The user module environment must be loaded into the default module environment with the module use command.

After that, load the user space miniconda module.

[user@login0b ~]$ module purge
[user@login0b ~]$ module use ~/modulefiles
[user@login0b ~]$ module load myenv
[user@login0b ~]$ which conda ~/python_env/myenv/bin/conda

 

Alternate Instructions for Virtual Environments with virtualenvwrapper

We strongly encourage using virtual environments, which give you complete control over which versions of packages are installed.

Here is an example of installing PyTorch (CPU Version) into a Virtual Environment using virtualenvwrapper:

$ module load python/3.7.0 venv/wrap # Available for the versions of Python listed above
$ mkvirtualenv pytorch
$ workon pytorch
$ pip install numpy torch torchvision
$ python
Python 3.7.0 (default, Jun 28 2018, 13:15:42) 
[GCC 7.2.0] :: Anaconda, Inc. on linux
Type "help", "copyright", "credits" or "license" for more information.
@>>> import torch
@>>> x = torch.rand(5, 3)
@>>> print(x)
tensor([[0.6022, 0.5194, 0.3726],
        [0.0010, 0.7181, 0.7031],
        [0.7442, 0.5017, 0.2003],
        [0.1068, 0.4622, 0.2478],
        [0.8989, 0.8953, 0.0129]])
@>>> 

To list your environments, use workon with no arguments.

The nice thing about this tool is that you can "hot-swap" Python environments.

If you want to swap pytorch for tensorflow you can do workon tensorflow.

 

Machine Learning

At CRC, we are currently running CUDA 10.1 and the corresponding drivers.
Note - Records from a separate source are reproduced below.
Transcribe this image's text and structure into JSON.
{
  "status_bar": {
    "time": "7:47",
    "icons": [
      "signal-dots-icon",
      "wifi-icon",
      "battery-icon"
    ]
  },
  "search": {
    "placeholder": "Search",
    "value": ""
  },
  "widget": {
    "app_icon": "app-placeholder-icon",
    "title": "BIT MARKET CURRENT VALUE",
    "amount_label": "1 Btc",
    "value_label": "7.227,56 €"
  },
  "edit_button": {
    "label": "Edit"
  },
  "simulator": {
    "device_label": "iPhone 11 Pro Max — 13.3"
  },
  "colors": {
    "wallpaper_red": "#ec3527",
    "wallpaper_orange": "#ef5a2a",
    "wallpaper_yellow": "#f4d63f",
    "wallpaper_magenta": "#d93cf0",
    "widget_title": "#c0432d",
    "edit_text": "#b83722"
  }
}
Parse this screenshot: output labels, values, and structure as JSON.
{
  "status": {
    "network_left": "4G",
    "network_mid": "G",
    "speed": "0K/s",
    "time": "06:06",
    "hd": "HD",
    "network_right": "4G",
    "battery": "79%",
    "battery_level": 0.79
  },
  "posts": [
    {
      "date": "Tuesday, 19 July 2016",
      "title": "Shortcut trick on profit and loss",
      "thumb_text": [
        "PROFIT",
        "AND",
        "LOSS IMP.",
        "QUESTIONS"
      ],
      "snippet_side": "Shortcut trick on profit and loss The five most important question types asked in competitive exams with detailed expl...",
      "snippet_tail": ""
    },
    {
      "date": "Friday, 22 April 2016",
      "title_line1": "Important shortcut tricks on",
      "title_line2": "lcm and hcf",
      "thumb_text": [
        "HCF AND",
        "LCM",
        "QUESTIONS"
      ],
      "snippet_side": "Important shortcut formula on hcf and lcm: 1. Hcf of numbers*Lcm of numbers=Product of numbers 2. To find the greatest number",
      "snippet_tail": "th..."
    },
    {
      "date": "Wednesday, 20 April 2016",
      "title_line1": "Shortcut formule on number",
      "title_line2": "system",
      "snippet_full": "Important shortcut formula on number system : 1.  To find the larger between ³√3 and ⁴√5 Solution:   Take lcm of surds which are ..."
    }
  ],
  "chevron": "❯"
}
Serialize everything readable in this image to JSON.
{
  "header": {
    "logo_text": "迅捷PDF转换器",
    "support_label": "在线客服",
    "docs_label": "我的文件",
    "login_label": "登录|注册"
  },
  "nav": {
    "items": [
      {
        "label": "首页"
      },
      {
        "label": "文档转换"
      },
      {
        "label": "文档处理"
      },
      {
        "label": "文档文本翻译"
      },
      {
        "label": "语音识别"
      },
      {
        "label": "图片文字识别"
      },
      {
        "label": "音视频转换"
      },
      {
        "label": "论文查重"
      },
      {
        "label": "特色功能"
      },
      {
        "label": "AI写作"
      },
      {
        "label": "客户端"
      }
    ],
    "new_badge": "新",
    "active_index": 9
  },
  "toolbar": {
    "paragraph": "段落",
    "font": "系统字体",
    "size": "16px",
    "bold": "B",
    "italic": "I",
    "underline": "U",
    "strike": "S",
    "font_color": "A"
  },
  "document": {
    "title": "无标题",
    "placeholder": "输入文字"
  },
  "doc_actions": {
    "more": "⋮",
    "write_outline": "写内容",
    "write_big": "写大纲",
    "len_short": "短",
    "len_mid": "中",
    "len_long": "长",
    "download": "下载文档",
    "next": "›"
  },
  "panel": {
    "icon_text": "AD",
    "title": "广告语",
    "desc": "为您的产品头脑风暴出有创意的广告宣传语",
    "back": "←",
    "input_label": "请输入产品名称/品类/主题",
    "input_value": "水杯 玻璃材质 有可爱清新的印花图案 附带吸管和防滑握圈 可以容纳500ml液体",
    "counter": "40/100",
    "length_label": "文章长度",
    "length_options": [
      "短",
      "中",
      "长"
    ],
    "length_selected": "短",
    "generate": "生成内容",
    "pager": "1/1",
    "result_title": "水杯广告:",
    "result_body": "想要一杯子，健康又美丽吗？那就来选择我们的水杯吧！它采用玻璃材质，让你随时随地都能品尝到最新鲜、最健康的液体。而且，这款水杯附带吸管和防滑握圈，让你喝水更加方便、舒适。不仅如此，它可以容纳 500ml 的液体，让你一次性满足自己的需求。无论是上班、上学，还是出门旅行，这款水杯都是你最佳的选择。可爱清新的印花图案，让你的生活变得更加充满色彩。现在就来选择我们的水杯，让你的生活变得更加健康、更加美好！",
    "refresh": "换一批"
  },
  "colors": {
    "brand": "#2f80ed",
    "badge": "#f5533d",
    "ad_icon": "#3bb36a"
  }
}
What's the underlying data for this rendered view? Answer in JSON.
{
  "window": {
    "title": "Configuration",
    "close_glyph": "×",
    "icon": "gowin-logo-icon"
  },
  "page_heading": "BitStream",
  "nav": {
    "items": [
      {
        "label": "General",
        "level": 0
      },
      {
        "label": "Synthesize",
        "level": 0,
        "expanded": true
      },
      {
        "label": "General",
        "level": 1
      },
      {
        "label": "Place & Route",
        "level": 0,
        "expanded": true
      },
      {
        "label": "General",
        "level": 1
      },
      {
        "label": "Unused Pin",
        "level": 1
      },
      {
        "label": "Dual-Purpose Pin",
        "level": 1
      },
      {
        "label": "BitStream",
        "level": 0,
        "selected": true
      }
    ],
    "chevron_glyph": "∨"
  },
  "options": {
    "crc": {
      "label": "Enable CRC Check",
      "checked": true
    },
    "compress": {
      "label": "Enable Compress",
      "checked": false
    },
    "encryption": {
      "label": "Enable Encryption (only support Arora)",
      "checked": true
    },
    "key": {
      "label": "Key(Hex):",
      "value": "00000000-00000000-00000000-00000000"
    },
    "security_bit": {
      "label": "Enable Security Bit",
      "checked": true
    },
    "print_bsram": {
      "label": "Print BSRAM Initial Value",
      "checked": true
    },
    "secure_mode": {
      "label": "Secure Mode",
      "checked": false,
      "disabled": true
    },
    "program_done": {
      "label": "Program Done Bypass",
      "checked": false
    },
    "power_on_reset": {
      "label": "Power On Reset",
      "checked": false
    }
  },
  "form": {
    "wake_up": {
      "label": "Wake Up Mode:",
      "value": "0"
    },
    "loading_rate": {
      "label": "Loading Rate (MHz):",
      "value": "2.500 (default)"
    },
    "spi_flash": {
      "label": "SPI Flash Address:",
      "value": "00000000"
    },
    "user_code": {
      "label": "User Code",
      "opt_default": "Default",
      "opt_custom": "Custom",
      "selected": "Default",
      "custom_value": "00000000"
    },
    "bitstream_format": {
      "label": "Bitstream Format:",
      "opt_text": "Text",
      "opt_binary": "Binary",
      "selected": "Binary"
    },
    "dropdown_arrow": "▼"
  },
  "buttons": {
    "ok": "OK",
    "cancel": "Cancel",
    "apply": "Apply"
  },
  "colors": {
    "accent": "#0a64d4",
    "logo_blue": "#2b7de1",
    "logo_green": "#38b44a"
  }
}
PyTorch's current stable release is 1.6.0 to install for use on GPUs at CRC,

pip install torch==1.6.0+cu101 torchvision==0.7.0+cu101 -f https://download.pytorch.org/whl/torch_stable.html

The recommended version of Tensorflow is 2.1.0 and can be installed,

pip install tensorflow==2.1.0

 

Access Virtual Environment from JupyterHub

To access a virtual environment from JupyterHub you need to install ipykernel. In the following code snippet, ray is an arbitrary name you can use any name you like (but make sure to replace all instances of ray). /location/to/python is the version of python you want to use. If you want to use the one from python/3.7.0 you can omit this option. To get the path, use which python.

module purge
module load python/3.7.0 venv/wrap
mkvirtualenv -p /location/to/python ray
workon ray
pip install ipykernel
python -m ipykernel install --user --name=ray

 

Simple Slurm job submission script

#!/bin/bash
#SBATCH --job-name=test
#SBATCH --output=test
#SBATCH --nodes=1
#SBATCH --ntasks-per-node=11
#SBATCH --time=01:00:00
#SBATCH --cluster=gpu
#SBATCH --partition=gtx1080
#SBATCH --gres=gpu:2

module purge
module load python/3.7.0 venv/wrap # Available for the versions of Python listed above
mkvirtualenv pytorch #you can ignore this line if you already created your env
workon pytorch #switch to your env whatever you named it. 
pip install numpy torch torchvision # you can ignore this line if you already created your env
srun python test.py